Первым прецедентом использования российских войск в протекторатах стало участие их в подавлении восстания Абд ал-Малика Катта-туры, старшего сына эмира Музаффара, причем, как уже отмечалось, туркестанский генерал-губернатор К. П. фон Кауфман сделал это не сразу, а лишь убедившись, что мятежный царевич является креатурой враждебных Бухаре беков и властей Британской Индии. После этого было довольно просто договориться с Музаффаром и оказать ему помощь — как другу и союзнику России, который, к тому же, сам направил письмо начальнику Туркестанского края [Логофет, 1911
Как уже говорилось выше, договор с Бухарой 1868 г. (как и последующие договоры с Хивой и Бухарой 1868 г.) не содержал никаких положений о формальном установлении протектората Российской империи над эмиратом. Более того, юридически это было соглашение о торговле и предоставлении российским подданным льгот именно в этой сфере на территории эмирата [Ремез, 1922, прил., с. 32]. Естественно, ни о какой регламентации применения русских войск в юридически независимом государстве речи не шло. Тем не менее действия российских военных отрядов против мятежного Катта-туры стали именно тем прецедентом, на который и в дальнейшем опирались власти Русского Туркестана в чрезвычайных обстоятельствах. И одним из официальных оснований для введения российских войск в протектораты становилось их официальное «приглашение» со стороны местных правителей — верных друзей России.

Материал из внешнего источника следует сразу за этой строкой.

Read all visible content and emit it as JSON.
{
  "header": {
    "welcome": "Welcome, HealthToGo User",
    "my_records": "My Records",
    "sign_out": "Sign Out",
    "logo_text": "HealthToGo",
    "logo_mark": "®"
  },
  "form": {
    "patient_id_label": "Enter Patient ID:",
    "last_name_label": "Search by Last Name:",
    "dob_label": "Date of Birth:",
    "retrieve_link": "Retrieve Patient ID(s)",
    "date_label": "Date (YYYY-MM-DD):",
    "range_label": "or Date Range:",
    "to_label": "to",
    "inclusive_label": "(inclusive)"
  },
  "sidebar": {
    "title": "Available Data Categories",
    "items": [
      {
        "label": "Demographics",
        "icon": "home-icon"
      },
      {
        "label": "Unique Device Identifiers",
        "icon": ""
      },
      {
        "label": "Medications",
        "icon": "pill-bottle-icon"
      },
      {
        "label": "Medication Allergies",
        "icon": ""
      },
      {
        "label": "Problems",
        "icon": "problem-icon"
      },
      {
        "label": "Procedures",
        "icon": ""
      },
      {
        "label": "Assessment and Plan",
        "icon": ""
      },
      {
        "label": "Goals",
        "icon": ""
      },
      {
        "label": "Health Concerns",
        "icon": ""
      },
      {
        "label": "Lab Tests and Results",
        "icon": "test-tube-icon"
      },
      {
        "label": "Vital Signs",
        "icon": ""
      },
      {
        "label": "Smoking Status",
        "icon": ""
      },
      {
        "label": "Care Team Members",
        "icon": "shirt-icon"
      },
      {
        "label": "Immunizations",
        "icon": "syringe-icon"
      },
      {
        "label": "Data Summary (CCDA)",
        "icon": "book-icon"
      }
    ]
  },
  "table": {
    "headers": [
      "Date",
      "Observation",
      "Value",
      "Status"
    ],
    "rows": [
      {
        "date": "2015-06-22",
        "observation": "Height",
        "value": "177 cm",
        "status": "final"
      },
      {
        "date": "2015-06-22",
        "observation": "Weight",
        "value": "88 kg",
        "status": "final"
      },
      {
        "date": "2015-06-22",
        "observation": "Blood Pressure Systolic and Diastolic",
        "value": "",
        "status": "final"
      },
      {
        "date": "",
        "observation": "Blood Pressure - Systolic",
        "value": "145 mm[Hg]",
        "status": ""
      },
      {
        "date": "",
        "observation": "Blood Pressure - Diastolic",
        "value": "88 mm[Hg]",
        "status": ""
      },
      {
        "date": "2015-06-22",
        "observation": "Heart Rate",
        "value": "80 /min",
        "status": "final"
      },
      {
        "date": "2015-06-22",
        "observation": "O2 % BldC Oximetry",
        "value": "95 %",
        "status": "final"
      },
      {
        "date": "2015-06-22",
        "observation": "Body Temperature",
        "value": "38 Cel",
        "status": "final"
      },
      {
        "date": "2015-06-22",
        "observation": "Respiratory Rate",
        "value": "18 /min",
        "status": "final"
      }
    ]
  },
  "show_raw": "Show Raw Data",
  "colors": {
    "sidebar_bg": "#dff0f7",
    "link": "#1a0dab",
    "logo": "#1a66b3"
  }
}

Уже на основе событий 1868–1869 гг. русские войска вновь были использованы в интересах бухарского эмира Музаффара год спустя — для борьбы с шахрисябзскими правителями Баба-беком и Джура-беком, которые сначала поддержали Катта-туру в борьбе с отцом, а затем открыто отказались признавать власть бухарского монарха [Айни, 1975, с. 288–289; Сами, 1962, с. 100–104; Терентьев, 1906
Надо сказать, что введению российских войск в эмират и их использованию против гиссарских беков предшествовала значительная аналитическая работа: имперские чиновники провели достаточно серьезное исследование, чтобы понять, насколько обоснованы претензии бухарского эмира на Шахрисябз. Очень кстати оказались сведения российских дипломатов и путешественников, побывавших в Бухарском эмирате еще до установления протектората и отмечавших, что в прежние времена этот обширный регион являлся частью эмирата (см. подробнее: [Маликов, 2015]). Тем не менее поначалу, как и в случае с Катта-турой, К. П. фон Кауфман предпочел тактику нейтралитета и даже заключил с Шахрисябзом (в лице Джура-бека) отдельный мирный договор — точно так же, как с Бухарой [Гедин, 1899, с. 57–58]. И лишь после его нарушения местными правителями, когда стало очевидным, что продолжение пребывания у власти агрессивных Баба-бека и Джура-бека грозит нестабильностью не только эмирату, но и граничившим с ними областям самой Российской империи, в 1870 г. крупный российский отряд под командованием генерала А. К. Абрамова вторгся в шахрисябзские владения, разгромил небольшие и наспех собранные войска беков и обеспечил присоединение этого региона к Бухаре. Мятежные беки бежали в пределы Кокандского ханства, но хан Худояр, также признавший протекторат России, выдал их России, где они, впрочем, сумели сделать неплохую военную карьеру [Логофет, 1911
Практически аналогичным образом русские войска были использованы в Хивинском ханстве против туркмен-йомудов в ходе Хивинского похода 1873 г. Правда, в отличие от Бухары, к моменту проведения боевых действий с этим среднеазиатским государством не было заключено никакого договора — даже торгового, как с Бухарой в 1868 г., — и, следовательно, все формальные вопросы о возможности оказания помощи хивинскому хану решались на основе исключительно устных договоренностей с ним и его представителями.